The interior design program is a relatively unknown part of the Columbian College of Arts and Sciences. A part of Mount Vernon College when it was first acquired by GW, the program has remained headquartered on the Mount Vernon campus.
Travis said there are around 50 undergraduate and 50 graduate students involved in the program, and that many people are misled by what actual interior designers do because of home decorating shows on television.
“Interior design is more, you are creating architectural space, moving walls, dealing with codes,” Travis said. “There is so much to it, it’s a real career. We give [students] the skills to get a job in a firm.”
To become an accredited and licensed interior designer, students must have six years of interior design education and work experience before they can sit for the two-day National Council for Interior Design Qualification exam.
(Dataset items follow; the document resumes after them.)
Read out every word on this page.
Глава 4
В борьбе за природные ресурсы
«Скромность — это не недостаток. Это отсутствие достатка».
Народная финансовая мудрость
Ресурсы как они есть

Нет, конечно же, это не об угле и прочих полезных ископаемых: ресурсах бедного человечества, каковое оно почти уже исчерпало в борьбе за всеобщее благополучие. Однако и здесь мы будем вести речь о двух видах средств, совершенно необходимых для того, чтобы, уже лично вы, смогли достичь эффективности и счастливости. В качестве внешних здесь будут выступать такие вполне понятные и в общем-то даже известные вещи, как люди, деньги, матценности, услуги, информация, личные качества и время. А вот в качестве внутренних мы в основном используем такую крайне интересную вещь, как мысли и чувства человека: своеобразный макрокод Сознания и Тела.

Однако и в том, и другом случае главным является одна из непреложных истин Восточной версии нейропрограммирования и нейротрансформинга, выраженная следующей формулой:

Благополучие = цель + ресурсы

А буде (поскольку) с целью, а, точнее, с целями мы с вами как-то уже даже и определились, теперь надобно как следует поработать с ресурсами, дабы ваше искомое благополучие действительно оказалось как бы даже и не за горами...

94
“It’s a really hard exam – we’ve done some practice ones – that involves everything from building codes to space planning,” Joanlanne said.
If students do not pass the exam, they are not allowed to handle construction and are only considered decorators.
“[The exam] is the difference between designer and decorator,” Travis said.
Travis said interior designers are getting work everywhere from the expected – such as homes and restaurants – to a recent surge in demand for designers for health care complexes. Students said their experience with the program has given them a good start to a career.
“I feel that I have been well prepared and ready to jump into the field,” Galperin said.